На очередном заседании имперского совета депутации отвели целиком всю первую скамью на галерее, где дорогие гости один за другим заняли места и, навалившись на барьер, свесили вниз свои грибообразные шляпы.
Его превосходительство произнес в их честь полуторачасовую речь и, как подсчитали чешские депутаты-оппозиционеры, пятьдесят два раза взглянул во время своей речи на галерею, чтобы проверить, какое впечатление она на них производит.
Один из ходатаев уснул и уронил шляпу. Шляпа разбудила некоего члена собрания, спавшего на скамье депутатов. Это происшествие все имперские газеты превратили в великолепный анекдот, кочевавший из одной газеты в другую, пока наконец им не завладели иллюстрированные сатирические журналы. Посланцам долины Бонда даже приписали остроумные замечания, которых они, естественно, никогда не делали.
Но они высидели до конца заседания – стойкий народ!
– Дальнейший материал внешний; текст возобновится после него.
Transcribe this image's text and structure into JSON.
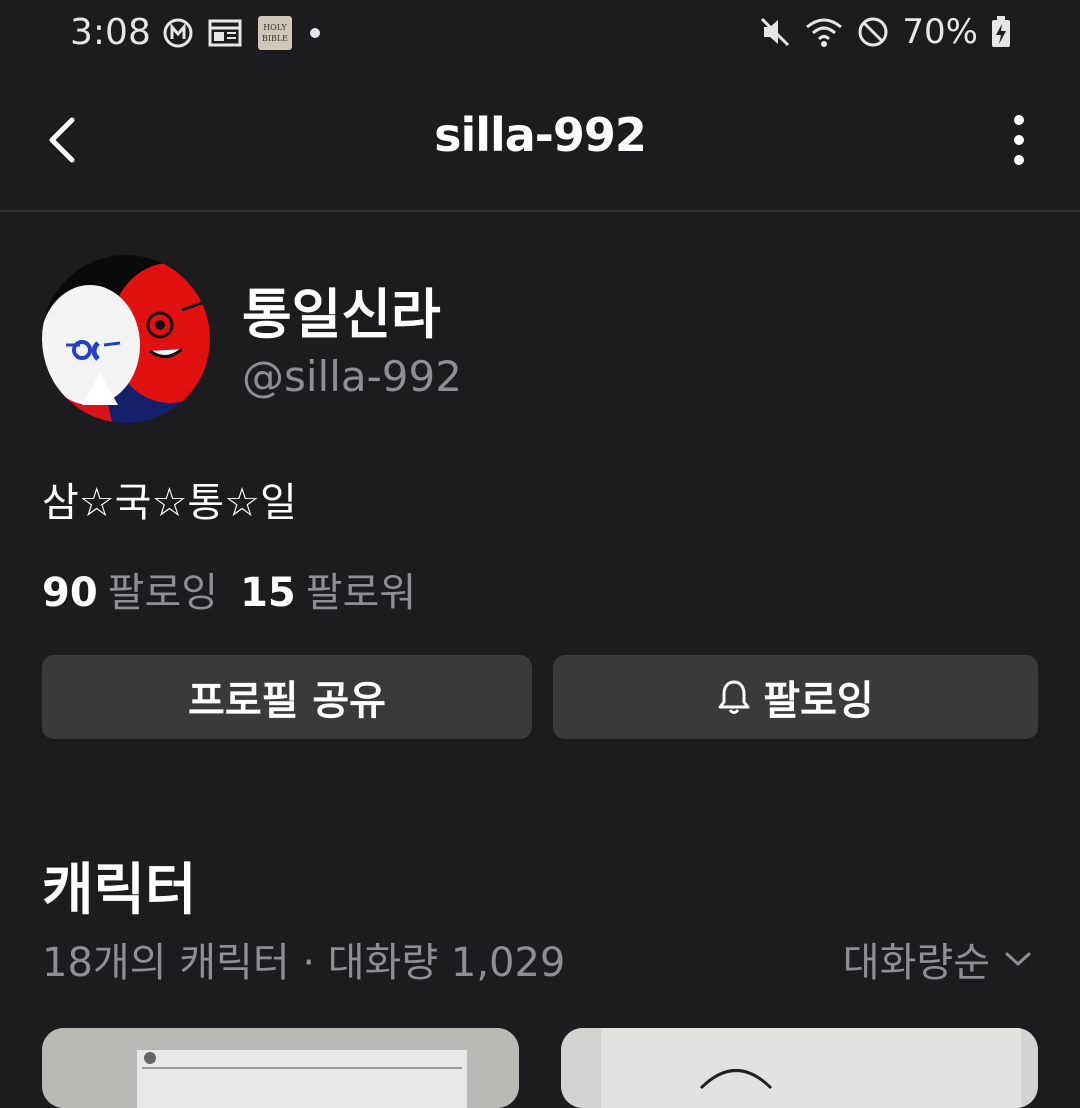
{
  "status_bar": {
    "time": "3:08",
    "left_icons": [
      "m-circle-icon",
      "news-icon",
      "holy-bible-icon",
      "dot-icon"
    ],
    "bible_icon_text": [
      "HOLY",
      "BIBLE"
    ],
    "right_icons": [
      "mute-icon",
      "wifi-icon",
      "dnd-icon",
      "battery-charging-icon"
    ],
    "battery": "70%"
  },
  "header": {
    "title": "silla-992"
  },
  "profile": {
    "display_name": "통일신라",
    "handle": "@silla-992",
    "bio": "삼☆국☆통☆일",
    "following_count": "90",
    "following_label": "팔로잉",
    "followers_count": "15",
    "followers_label": "팔로워"
  },
  "actions": {
    "share_label": "프로필 공유",
    "follow_label": "팔로잉"
  },
  "characters": {
    "title": "캐릭터",
    "summary": "18개의 캐릭터 · 대화량 1,029",
    "sort_label": "대화량순"
  },
  "colors": {
    "background": "#1c1c1e",
    "button": "#3a3a3c",
    "muted_text": "#8e8e93"
  }
}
В возмещение страданий и в награду за длительный стоицизм, наиболее деятельные из законодателей устроили в честь депутации шикарный банкет в отеле «Мунч», где Петер Сафран удостоился чести занять место во главе стола, справа от господина аббата; там каждый мог разглядеть его как следует.
Из восторженных тостов, которые отменные ораторы, ученые господа, имперские и тайные советники произносили по-немецки в его честь, Петер Сафран понял, что в его лице все чтят без пяти минут депутата от долины Бонда, многообещающего коллегу, будущего законодателя. А из перешептываний по-французски за его спиной он узнал, что собравшиеся представляют его друг другу как того самого, парня, жениха прекрасной Эвелины, которую похитил Каульман.
Петер Сафран делал вид, будто не понимает ни тех льстивых фраз, что говорили ему в глаза, ни презрительных насмешек, что раздавались за его спиной.
А про себя он думал: «Если бы эти господа знали, что однажды мне уже довелось есть человечье мясо!»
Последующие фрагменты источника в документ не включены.